Guinea Fowl with EVO Oil and Herbs, served with Teriyaki Sauce

Ingredients:
  • Guinea fowl breasts 2
  • Salt to taste
  • Pepper to taste
  • Rosemary 1 sprig
  • Extra Virgin Olive Oil to taste
  • Teriyaki sauce to taste
  • Mixed greens as needed
Procedure:

Begin by carefully trimming the guinea fowl breasts and dividing them into 2 parts.

Next, generously season the breasts with a combination of salt, pepper, and a minced mix of herbs to impart flavor.

Wrap the seasoned breasts in plastic wrap to maintain their tenderness and moisture during cooking.

Proceed with steaming at 70 degrees Celsius for about 35 minutes.

Once the cooking is complete, carefully unwrap the breasts from the plastic wrap and brown them in a pan with a drizzle of Extra Virgin Olive Oil until achieving a crispy, golden skin.

Serve accompanied by the teriyaki sauce and garnish the plate with a mixed greens salad.

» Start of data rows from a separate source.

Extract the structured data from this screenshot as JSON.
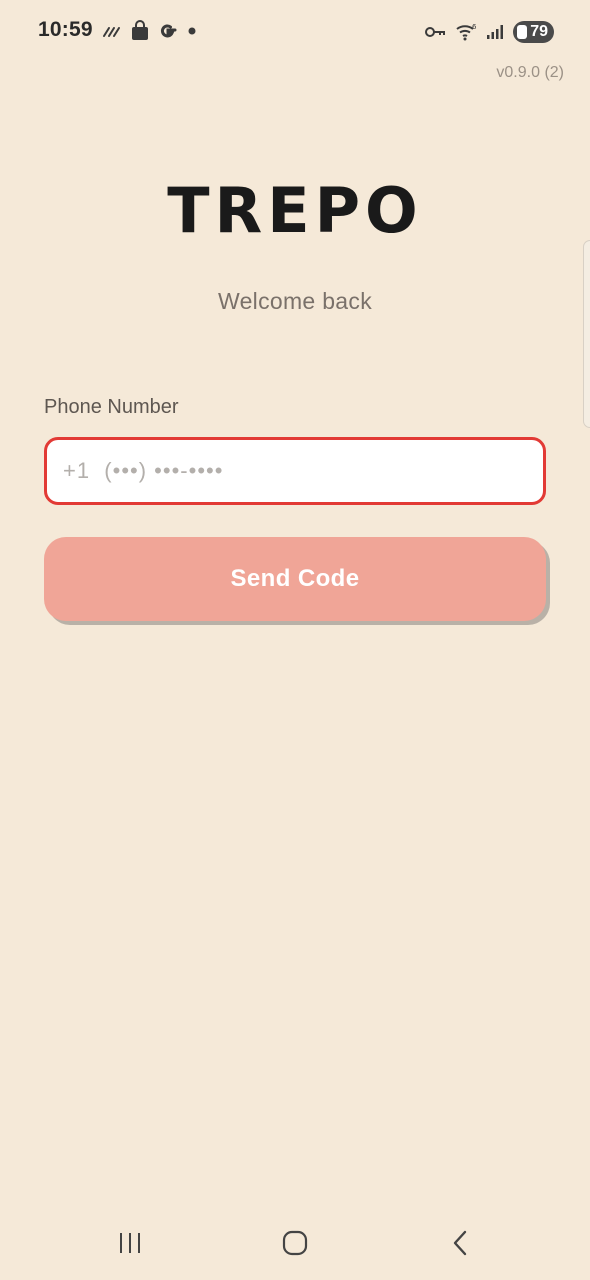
{
  "status_bar": {
    "time": "10:59",
    "battery_level": "79",
    "left_icons": [
      "stripe-icon",
      "shopping-bag-icon",
      "google-g-icon",
      "dot-icon"
    ],
    "right_icons": [
      "vpn-key-icon",
      "wifi-icon",
      "signal-icon",
      "battery-icon"
    ]
  },
  "app": {
    "version": "v0.9.0 (2)",
    "logo": "TREPO",
    "subtitle": "Welcome back"
  },
  "form": {
    "phone_label": "Phone Number",
    "phone_value": "",
    "phone_placeholder": "+1  (•••) •••-••••",
    "send_button_label": "Send Code"
  },
  "colors": {
    "background": "#f5e9d8",
    "accent_button": "#f0a597",
    "input_border_focus": "#e23a35"
  },
  "nav_bar": {
    "icons": [
      "recents-icon",
      "home-icon",
      "back-icon"
    ]
  }
}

Oil and Flavor: Perfect Pairings for Your Recipes

In this dish, a good oil is needed to brown the guinea fowl breasts. Peranzana EVO (Puglia, Foggia) is ideal because of its medium herbaceous fruitiness, with hints of artichoke and almond. Medium bitter and spicy notes, herbaceous aftertaste of artichoke and berries, yellow color with green highlights.